Senhorita M. bem-vinda

ao trem para as geleiras

que derretem enquanto passamos

 

à nossa direita um vale de ex-golfinhos

à nossa esquerda o pôr do sol

no Deserto de Bengalas

atenção

para o incrível jacaré canibal

que come a própria cauda

e depois vomita

 

dividido entre os vampiros de botox (1%)

e os ratos que roem a roupa

do rei da China (todo o resto)

o mundo finalmente

cumpriu o que anunciava

o Jornal do Apocalipse

 

clara senhora

da minha adoração

o planeta acabou

mas a vida continua

— aproveitemos este quarto

com boa luz e sem crianças

que avança devagar dentro da noite

rumo a lugar nenhum

 

 

EL MOZO GALÁN DEL CAMBIO CLIMÁTICO

 

Señorita M. bienvenida

al tren para los glaciares

que se derriten mientras pasamos

 

a nuestra derecha un valle de exdelfines

a nuestra izquierda la puesta de sol

en el Desierto de Bengalas

atención

para el increíble yacaré caníbal

que come la propia cola

y después vomita

 

dividido entre los vampiros de botox (1%)

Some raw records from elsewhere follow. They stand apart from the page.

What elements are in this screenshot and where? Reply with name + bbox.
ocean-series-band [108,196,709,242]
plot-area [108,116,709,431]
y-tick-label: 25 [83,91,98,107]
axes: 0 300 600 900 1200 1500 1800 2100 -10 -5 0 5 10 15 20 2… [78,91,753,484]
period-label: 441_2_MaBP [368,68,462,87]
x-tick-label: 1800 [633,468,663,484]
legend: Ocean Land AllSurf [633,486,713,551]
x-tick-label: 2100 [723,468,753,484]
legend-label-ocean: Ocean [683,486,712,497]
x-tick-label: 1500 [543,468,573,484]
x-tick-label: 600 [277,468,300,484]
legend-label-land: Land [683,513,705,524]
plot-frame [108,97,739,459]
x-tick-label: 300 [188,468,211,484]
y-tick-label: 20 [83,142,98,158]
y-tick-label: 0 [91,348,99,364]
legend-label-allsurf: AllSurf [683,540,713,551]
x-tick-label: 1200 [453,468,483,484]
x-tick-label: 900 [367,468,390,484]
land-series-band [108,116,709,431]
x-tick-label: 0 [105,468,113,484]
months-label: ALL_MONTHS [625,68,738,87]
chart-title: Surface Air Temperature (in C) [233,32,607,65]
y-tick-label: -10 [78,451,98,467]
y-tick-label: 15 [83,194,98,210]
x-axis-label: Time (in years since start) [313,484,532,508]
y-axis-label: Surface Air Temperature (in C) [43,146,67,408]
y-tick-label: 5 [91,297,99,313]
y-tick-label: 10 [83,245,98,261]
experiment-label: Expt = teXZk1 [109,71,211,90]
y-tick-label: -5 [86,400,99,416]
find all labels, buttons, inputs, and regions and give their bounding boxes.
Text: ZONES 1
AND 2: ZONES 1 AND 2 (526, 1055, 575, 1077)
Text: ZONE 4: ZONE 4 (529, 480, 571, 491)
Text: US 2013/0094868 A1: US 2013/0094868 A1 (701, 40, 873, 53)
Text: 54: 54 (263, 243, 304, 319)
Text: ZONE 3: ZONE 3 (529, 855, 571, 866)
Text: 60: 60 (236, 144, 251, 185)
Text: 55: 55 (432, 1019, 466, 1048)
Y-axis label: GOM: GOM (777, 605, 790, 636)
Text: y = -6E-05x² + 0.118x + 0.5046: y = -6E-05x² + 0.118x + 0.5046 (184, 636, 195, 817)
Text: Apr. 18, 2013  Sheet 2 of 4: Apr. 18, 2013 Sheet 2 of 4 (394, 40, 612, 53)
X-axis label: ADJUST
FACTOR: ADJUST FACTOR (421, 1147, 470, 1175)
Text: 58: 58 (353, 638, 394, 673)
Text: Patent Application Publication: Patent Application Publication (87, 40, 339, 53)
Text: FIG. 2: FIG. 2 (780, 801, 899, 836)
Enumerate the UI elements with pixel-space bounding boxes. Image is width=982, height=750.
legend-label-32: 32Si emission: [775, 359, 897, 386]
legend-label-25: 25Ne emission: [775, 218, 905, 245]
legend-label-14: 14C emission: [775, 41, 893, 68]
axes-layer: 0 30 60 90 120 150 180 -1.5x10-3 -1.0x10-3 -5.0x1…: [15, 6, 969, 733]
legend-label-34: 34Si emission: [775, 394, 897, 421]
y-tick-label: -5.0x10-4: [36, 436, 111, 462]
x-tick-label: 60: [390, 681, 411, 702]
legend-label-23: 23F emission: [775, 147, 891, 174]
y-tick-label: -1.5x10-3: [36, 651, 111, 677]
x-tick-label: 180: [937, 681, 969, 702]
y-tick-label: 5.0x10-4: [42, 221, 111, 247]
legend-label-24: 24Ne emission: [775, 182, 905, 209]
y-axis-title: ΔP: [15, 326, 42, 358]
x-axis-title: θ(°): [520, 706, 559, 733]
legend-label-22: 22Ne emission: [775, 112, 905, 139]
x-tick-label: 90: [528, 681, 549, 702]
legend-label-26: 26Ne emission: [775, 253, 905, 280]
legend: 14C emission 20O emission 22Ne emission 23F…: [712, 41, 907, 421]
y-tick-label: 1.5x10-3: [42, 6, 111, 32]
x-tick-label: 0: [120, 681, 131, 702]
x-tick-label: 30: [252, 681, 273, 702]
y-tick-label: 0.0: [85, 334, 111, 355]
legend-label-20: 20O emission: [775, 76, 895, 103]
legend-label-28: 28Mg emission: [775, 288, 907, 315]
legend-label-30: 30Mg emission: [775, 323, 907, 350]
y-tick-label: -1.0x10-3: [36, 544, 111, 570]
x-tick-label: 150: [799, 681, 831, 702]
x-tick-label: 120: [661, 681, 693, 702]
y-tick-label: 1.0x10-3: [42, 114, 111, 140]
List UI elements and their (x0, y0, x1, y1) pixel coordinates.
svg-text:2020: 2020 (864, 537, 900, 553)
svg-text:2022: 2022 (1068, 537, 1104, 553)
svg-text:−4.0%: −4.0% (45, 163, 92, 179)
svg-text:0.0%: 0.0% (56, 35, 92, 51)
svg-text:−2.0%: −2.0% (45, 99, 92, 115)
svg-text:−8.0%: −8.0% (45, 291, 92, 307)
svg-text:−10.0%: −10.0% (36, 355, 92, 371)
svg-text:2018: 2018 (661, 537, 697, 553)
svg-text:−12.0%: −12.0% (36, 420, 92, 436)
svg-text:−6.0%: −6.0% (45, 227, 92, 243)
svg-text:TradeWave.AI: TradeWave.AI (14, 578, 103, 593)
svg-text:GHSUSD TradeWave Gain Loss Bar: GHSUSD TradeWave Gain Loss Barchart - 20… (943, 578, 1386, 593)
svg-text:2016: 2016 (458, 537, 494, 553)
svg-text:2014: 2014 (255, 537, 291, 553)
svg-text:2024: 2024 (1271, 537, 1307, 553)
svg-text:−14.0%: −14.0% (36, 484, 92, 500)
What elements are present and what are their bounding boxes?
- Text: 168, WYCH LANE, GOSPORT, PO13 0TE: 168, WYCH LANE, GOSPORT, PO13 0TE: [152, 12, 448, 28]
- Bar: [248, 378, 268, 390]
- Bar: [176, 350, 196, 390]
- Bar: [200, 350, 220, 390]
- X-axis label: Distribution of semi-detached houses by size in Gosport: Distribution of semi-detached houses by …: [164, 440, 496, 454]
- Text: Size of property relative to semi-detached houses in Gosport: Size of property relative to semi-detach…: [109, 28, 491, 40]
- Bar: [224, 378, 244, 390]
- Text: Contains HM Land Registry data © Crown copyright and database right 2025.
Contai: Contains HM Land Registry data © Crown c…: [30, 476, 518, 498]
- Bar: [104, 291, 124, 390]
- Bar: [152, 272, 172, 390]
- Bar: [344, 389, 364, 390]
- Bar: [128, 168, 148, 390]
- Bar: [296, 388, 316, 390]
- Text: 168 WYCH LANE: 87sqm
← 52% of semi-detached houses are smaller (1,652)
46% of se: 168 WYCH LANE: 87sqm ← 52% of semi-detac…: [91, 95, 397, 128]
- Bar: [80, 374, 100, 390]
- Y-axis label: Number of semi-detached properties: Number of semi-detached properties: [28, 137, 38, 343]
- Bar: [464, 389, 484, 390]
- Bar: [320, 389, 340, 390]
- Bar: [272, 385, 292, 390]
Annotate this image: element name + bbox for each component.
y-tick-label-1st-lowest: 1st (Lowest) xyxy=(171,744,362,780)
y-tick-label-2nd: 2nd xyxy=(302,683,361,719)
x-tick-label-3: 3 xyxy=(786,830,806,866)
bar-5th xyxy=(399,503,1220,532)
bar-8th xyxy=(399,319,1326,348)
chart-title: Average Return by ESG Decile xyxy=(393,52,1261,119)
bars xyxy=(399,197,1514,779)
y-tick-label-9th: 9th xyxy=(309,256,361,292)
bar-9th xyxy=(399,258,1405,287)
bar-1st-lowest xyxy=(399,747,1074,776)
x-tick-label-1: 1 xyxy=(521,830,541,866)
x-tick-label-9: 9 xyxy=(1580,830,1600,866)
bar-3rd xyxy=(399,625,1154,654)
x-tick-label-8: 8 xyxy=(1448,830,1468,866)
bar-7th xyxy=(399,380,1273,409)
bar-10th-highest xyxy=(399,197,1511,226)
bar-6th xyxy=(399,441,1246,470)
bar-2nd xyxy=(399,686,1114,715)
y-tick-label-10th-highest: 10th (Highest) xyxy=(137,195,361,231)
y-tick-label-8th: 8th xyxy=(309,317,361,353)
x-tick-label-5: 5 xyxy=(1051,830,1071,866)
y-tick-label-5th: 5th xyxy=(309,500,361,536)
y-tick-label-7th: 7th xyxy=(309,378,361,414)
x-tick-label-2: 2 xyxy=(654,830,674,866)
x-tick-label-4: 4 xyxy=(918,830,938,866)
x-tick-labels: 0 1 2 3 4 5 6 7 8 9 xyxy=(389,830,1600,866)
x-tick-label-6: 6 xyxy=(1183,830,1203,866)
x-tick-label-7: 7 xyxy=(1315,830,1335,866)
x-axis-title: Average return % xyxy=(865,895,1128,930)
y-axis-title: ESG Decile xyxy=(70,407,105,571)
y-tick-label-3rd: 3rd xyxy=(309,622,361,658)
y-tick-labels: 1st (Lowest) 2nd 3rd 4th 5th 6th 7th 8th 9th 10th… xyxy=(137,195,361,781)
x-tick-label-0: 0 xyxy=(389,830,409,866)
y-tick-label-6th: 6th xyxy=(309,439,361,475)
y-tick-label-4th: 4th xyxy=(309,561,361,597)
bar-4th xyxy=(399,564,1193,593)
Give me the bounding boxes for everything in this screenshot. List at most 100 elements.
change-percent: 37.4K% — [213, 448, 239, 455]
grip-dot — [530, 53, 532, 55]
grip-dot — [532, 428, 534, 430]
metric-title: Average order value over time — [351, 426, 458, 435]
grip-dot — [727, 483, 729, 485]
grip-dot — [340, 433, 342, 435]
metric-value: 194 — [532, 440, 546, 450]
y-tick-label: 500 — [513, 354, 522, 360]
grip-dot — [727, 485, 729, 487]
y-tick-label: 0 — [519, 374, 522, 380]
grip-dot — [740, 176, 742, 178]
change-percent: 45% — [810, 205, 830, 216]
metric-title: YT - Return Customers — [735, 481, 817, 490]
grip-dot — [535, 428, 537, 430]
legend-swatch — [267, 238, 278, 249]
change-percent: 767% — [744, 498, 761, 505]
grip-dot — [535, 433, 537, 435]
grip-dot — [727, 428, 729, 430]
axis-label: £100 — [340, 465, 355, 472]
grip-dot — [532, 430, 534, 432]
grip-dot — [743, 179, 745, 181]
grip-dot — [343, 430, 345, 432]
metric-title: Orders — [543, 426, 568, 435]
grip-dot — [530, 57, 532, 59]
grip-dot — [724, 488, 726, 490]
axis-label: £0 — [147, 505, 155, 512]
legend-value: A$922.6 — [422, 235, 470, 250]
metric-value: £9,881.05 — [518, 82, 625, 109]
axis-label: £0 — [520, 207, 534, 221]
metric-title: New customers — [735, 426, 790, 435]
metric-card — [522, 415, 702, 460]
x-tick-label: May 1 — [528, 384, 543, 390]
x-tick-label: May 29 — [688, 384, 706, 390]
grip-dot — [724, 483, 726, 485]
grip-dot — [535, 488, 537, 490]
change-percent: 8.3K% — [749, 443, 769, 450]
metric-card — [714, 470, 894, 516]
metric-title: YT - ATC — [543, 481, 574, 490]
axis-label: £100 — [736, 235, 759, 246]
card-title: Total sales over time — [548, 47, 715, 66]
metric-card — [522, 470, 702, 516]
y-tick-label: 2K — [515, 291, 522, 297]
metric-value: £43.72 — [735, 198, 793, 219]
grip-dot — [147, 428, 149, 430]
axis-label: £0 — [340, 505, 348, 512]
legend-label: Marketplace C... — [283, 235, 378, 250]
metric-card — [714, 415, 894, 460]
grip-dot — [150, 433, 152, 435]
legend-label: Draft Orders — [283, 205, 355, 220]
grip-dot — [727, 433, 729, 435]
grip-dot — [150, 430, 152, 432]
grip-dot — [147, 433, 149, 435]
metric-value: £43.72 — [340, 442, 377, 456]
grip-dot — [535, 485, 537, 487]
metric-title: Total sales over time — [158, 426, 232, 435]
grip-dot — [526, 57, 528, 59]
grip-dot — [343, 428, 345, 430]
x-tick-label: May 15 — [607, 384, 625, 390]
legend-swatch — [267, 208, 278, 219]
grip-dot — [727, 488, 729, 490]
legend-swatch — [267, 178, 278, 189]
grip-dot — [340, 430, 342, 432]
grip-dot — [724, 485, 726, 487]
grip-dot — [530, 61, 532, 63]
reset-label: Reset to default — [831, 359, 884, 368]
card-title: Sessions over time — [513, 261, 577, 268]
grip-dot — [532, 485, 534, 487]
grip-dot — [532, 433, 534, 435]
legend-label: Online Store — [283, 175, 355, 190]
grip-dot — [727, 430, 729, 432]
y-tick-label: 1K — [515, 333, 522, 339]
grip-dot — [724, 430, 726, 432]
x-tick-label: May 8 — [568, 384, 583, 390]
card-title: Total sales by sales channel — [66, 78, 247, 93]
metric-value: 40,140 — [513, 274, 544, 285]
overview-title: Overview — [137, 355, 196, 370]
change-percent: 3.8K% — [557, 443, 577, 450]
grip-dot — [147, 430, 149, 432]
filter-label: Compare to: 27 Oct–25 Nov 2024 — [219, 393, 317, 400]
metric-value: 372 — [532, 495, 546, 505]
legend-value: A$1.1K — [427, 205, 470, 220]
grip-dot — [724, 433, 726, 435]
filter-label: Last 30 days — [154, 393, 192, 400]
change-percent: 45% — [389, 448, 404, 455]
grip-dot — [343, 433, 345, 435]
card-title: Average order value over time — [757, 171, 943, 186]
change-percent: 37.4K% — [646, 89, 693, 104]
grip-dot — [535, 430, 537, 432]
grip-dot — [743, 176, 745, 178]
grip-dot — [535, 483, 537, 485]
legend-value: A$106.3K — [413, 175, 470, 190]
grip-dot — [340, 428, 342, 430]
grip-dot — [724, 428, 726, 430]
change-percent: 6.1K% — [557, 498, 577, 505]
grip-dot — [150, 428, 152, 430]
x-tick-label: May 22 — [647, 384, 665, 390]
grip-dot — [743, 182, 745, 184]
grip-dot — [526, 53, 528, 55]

y los ratones que roen la ropa

del rey de China (todo el resto)

el mundo finalmente

cumplió lo que anunciaba

el Diario del Apocalipsis

 

clara señora

de mi adoración

el planeta acabó

pero la vida continua

— aprovechemos este cuarto

con buena luz y sin niños

que avanza lento dentro de la noche

rumbo a ningún lugar

 

Todos los poemas son inéditos

 

 

Fabrício Corsaletti nasceu em Santo Anastácio em 1978 e desde 1997 vive em São Paulo, onde se formou em Letras na Universidade de São Paula. É escritor e poeta, e publicou quase 20 livros, entre os quais destacam-se “Zoo” (poesia infantil, 2005, Hedra), “Estudos para o seu corpo” (poesia reunida, 2007, Companhia das Letras), no que reúne seus quatro primeiros livros: “Movediço” (2001), “O sobrevivente” (2003), “História das demolições” y “Estudos para o seu corpo” ambos de 2007, “Esquimó” (poesia, 2010, Companhia das Letras) que recebeu o Prêmio Bravo! de Literatura, “Perambule” (crônicas, 2018, Editora 34), “Poemas com macarrão” (poesia infantil, 2018, Companhia das Letrinhas). Foi compositor de algumas músicas da banda de rock Barra Mundo, Portnoy e Pau D’Água e editor de poesia da revista Ácaro. De 2010 a 2019 foi colunista do jornal Folha de S. Paulo.

 

 

Fabrício Corsaletti nació en Santo Anastácio en 1978 y desde 1997 vive en San Pablo, en donde se formó en Letras en la Universidad de San Pablo. Es escritor y poeta, y lleva publicados casi 20 libros, entre los que se destacan “Zoo” (poesía infantil, 2005, Hedra), “Estudos para o seu corpo” (poesía reunida, 2007, Companhia das Letras), en el que reúne sus cuatro primeros libros: “Movediço” (2001), “O sobrevivente” (2003), “História das demolições” y “Estudos para o seu corpo” ambos de 2007, “Esquimó” (poesía, 2010, Companhia das Letras) con el cual ganó el Premio Bravo! de Literatura, “Perambule” (crónicas, 2018, Editora 34), y “Poemas com macarrão” (poesía infantil, 2018, Companhia das Letrinhas). Fue compositor de algunas músicas para la banda de rock Barra Mundo, Portnoy y Pau D´Água, y editor de poesía de la revista Ácaro. De 2010 a 2019 fue columnista del diario Folha de São Paulo.